How a politician treats communities on the front line of oppression isn’t an exception or footnote; it defines who they are and tells you what they will do when the chips are down. If more Ashevillians had been willing to put serious pressure on Van Duyn after HB142, she would’ve been a lot less likely to turn coat on the gerrymandering plan. We’ll see if the lesson takes, or if Van Duyn will remain lauded even though her legislative record now largely consists of joining Republicans to pass two pieces of bigoted legislation hated by her constituents.
The uncertain path
How will city officials respond? So far it looks like their position remains one of opposition, though according to Manheimer they’re still deciding on the specific way to fight the gerrymandering plan.
“We have pretty consistently opposed any plan to district the city,” Manheimer tells the Blade. “As far as I know that hasn’t changed.”
“It did turn out differently than the local legislation that passed last year,” Manheimer added “We’ll need to have a discussion about how best to deal with this legislation now that it’s become law.
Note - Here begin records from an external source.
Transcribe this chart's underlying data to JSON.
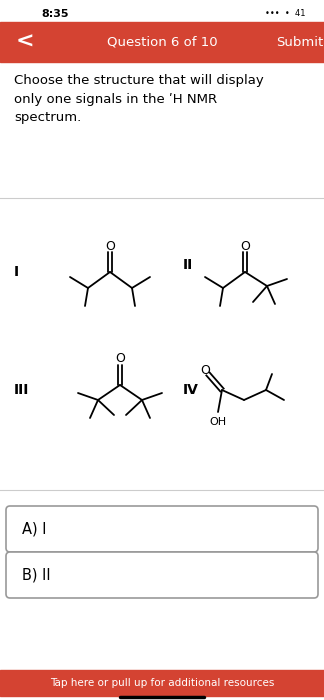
{
  "bg_color": "#ffffff",
  "status_time": "8:35",
  "nav_bg": "#d44332",
  "nav_title": "Question 6 of 10",
  "nav_submit": "Submit",
  "nav_back": "<",
  "question_text": "Choose the structure that will display\nonly one signals in the ʹH NMR\nspectrum.",
  "answer_a": "A) I",
  "answer_b": "B) II",
  "footer_text": "Tap here or pull up for additional resources",
  "footer_bg": "#d44332",
  "divider_color": "#cccccc",
  "text_color": "#000000",
  "white": "#ffffff"
}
My first thought was ‘well let’s put it back to a vote’ [via a referendum] because we the people voted against six districts. Should we do it that way or should we just file a lawsuit? There’s a lot to chew on.”
She shares, she says, concerns about the impact on minority turnout “and in these legal battles, that comes up a lot.”
Earlier this year, Manheimer notes she and other Council members visited state legislators in Raleigh and briefly discussed the bill when they were there for the League of Municipalities summit, and even sat in on a judicial redistricting hearing. Manheimer describes the legislature’s process for drawing districts as “a railroad job.”
As mayor, she says she met with Edwards frequently to urge him to change or drop the plan entirely and talked to Van Duyn before the bill hit the Senate floor.
So far no Council member’s publicly said they’re willing to let districts go through without a fight. Smith and Young have condemned the latest plan vocally. Kapoor, in a July 4th message to the public, noted he’d had breakfast with Edwards and “left with a better understanding and respect of the other’s point of view.” But while he believed the legislator’s motives were sincere and honorable (the racial gerrymandering part didn’t get mentioned) Kapoor also wrote that he still disagreed with the districts bill.
Rather than put the matter to rest, the redistricting bill has likely just set off a lengthy legal and political battle. Even on the off chance the city doesn’t take legal action, numerous civil rights groups could and likely will (as happened with other gerrymandering battles) due to the pretty clear damage Edwards’ bill causes to black voters.
From Biltmore Forest, it might look like the issue’s now in the past. The view from Asheville is a very different story.